Jeremy Rose

Project Infinity: Live at Phoenix Central Park


Listen closely, and you can hear the sound of the room where this music was made. Even through the thickets of electronics and expert post-production, you can still sense the space that made the different sounds sing as one: Chippendale’s Phoenix Central Park, a venue with an interior akin to an ant’s nest and acoustics close to heaven.

One could say that composer/saxophonist Jeremy Rose wears many hats, given his array of projects, including the groovy Vampires and the cross-cultural Vazesh. But really it’s the same hat covering a questing mind that enjoys placing his improvisatory skills in wildly different contexts. One could also say that Project Infinity, being a free-improvising quartet, doesn’t really lean on his composing flair, except that this would miss the extemporaneous composing that’s happening at every moment in free improvisation, as the performers’ ears and intuitions lend shape to spontaneity.

Rose is joined by Novak Manojlovic (piano, keyboard), Tully Ryan (drums) and Ben Carey (modular synthesizer), players with imaginations to match his own, who instantly intuit when to place their instruments in the music’s foreground, and when to pull them back to a supportive role.

Listen to them do this on the spooky A Shape of Thought, which sounds like music that nervous ghosts might make. In fact, edginess is something of an album throughline, with Ryan overlaying grooves that are as jittery as they are compelling. Even when the drums fade to rubato washes in Excess of Access, you still feel the tension of when they’ll reassert themselves, and meanwhile are enthralled by Rose’s bass clarinet mourning over an otherworldly soundscape.

Despite having titles, the pieces are really all part of an extended improvisation incorporating such organic changes of mood as to allow Rose to christen them separately. Symptoms of Our Age

has his soprano crying over a dystopian maze of piano, drums and electronics. Perturbation begins with a heartbeat that’s suffering severe arrhythmia, but it is when this settles that the music becomes really scary, with Rose’s soprano squealing in an asylum of sounds that only the brave should listen to in the dark, culminating in Manojlovic’s breaking-glass piano.
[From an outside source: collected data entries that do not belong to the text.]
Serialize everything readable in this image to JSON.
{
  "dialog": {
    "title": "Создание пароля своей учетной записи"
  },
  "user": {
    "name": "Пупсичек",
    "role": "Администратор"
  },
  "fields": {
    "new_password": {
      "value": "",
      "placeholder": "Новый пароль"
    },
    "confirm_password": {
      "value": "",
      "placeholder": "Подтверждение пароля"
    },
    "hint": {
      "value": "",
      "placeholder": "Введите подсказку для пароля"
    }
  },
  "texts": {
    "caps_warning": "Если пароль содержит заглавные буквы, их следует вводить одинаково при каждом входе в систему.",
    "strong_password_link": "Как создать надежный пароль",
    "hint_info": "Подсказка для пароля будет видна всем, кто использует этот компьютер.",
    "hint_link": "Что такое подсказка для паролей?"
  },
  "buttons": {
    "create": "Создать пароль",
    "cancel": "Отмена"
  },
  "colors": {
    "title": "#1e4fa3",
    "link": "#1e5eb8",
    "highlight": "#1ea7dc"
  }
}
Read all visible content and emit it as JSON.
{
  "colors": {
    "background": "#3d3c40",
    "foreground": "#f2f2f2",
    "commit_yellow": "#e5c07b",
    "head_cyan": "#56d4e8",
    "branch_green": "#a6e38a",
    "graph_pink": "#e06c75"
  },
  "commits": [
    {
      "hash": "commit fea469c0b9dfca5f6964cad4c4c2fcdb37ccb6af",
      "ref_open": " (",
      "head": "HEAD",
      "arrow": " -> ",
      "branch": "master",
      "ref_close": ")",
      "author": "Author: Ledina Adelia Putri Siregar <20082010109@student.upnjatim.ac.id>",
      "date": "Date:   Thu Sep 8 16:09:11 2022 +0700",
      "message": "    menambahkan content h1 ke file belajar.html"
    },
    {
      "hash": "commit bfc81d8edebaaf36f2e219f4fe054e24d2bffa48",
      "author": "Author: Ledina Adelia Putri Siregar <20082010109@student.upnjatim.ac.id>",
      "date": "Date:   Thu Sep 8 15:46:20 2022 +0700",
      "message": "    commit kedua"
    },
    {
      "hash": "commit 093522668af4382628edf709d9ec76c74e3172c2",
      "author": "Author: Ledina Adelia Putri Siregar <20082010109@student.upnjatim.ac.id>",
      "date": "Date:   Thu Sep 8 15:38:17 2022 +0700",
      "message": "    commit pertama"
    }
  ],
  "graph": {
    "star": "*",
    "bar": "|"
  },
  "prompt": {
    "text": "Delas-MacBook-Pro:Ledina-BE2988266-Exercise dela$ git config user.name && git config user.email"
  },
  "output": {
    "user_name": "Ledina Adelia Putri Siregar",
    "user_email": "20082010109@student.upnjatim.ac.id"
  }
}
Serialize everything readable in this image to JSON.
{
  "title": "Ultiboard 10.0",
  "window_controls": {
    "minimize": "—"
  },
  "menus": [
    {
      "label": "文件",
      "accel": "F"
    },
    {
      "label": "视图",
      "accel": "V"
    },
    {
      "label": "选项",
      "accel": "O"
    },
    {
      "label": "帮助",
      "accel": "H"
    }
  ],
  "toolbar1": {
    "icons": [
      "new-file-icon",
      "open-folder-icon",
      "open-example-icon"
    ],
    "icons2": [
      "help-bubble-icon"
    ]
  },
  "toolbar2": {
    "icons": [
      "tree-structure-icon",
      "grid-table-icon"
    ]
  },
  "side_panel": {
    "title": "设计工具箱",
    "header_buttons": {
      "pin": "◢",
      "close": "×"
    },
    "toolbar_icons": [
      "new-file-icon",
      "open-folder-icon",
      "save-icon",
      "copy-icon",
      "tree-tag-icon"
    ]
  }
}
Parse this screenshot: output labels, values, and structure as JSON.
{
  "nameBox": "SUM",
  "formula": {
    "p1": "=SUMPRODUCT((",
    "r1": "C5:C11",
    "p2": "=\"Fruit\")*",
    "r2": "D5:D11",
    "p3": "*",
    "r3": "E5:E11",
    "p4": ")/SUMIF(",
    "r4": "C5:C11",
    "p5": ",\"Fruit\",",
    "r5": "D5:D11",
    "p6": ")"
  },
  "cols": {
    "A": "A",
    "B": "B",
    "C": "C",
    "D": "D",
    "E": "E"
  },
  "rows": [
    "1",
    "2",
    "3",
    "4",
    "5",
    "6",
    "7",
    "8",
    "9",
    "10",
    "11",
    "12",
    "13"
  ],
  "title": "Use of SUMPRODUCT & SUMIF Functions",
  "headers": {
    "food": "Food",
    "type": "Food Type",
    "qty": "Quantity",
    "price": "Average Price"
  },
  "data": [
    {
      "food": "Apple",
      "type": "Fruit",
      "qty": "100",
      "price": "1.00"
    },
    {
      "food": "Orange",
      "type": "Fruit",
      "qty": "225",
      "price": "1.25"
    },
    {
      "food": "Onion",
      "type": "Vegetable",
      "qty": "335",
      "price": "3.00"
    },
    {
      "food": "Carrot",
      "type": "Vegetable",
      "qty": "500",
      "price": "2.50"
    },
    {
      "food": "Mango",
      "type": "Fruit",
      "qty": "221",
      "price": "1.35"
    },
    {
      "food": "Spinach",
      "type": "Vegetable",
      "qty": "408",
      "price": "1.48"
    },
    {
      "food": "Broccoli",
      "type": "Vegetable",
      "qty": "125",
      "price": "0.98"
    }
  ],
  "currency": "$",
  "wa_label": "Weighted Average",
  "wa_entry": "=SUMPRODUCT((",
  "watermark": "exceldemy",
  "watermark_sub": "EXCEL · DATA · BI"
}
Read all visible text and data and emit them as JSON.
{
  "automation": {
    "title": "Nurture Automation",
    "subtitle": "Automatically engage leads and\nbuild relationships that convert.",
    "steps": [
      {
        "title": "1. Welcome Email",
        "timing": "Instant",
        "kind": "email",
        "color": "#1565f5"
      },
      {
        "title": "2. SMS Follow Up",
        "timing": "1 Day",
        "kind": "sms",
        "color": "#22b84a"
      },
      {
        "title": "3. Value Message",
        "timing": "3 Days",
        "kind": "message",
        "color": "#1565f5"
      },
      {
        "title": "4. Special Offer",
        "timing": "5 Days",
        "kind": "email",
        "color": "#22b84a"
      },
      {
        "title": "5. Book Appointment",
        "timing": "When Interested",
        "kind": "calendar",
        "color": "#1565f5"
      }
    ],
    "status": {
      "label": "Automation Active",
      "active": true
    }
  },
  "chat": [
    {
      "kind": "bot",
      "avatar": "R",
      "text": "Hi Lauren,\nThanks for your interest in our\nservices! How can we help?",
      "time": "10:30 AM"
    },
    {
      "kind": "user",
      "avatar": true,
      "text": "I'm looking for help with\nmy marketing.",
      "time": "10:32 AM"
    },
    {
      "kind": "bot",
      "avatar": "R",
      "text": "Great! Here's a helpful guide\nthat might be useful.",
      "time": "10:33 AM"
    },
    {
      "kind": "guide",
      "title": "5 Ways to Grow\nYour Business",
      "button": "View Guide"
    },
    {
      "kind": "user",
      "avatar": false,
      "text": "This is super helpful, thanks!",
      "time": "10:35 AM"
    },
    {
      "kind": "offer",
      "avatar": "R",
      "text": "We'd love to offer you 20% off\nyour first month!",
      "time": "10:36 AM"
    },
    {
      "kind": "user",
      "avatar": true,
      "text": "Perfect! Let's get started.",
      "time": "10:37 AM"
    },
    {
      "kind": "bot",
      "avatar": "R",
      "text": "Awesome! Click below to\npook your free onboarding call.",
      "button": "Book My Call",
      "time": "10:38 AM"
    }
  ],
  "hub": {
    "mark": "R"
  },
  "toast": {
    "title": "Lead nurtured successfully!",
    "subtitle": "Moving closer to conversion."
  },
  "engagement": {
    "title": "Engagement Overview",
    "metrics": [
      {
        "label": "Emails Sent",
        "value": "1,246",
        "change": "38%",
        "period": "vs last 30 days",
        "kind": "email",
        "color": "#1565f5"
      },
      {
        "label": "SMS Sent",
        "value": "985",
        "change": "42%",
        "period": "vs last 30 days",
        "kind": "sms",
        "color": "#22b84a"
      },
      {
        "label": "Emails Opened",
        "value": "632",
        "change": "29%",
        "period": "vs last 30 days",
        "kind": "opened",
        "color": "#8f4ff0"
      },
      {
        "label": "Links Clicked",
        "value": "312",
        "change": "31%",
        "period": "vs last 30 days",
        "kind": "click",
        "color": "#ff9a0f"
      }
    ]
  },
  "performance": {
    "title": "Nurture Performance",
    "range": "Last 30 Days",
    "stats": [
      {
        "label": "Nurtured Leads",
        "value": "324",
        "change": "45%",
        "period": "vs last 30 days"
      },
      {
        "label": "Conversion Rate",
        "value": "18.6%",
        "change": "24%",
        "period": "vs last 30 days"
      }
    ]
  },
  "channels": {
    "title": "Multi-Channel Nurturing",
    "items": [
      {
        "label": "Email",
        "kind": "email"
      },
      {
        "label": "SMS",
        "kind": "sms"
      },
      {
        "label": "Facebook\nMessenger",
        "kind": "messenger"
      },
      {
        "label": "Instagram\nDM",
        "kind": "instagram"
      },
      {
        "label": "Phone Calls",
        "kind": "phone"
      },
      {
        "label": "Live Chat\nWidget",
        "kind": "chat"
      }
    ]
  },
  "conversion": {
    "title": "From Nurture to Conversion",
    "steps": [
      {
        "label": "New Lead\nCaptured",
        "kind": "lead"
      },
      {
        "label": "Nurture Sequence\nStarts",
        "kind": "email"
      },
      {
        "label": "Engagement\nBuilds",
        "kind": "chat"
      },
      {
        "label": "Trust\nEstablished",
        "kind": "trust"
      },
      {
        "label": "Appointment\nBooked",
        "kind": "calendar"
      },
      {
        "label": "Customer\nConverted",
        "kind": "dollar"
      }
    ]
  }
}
Iterative Semiotics is about as close to reassuring as the music gets, which means it’s still disquieting, although with a sense of humour now lightly tugging at its edges. You need this respite, because Heuristics would cast you adrift in a gravity-free zone once more, were the intensity of the four-way dialogue not riveting you to the spot. Finally, Memory and Sex ends the trance, and sends you back out into the world reprogrammed – in a good way.

Simultaneously with this album, Rose’s Earshift label has released three others offering a wondrously diverse cross-section of Oz jazz artistry. There’s rambunctiousness from Phillip Johnston and the Greasy Chicken Orchestra, reimagined Bach from luminous singer Michelle Nicole and beauty blended with visceral excitement from Underwards.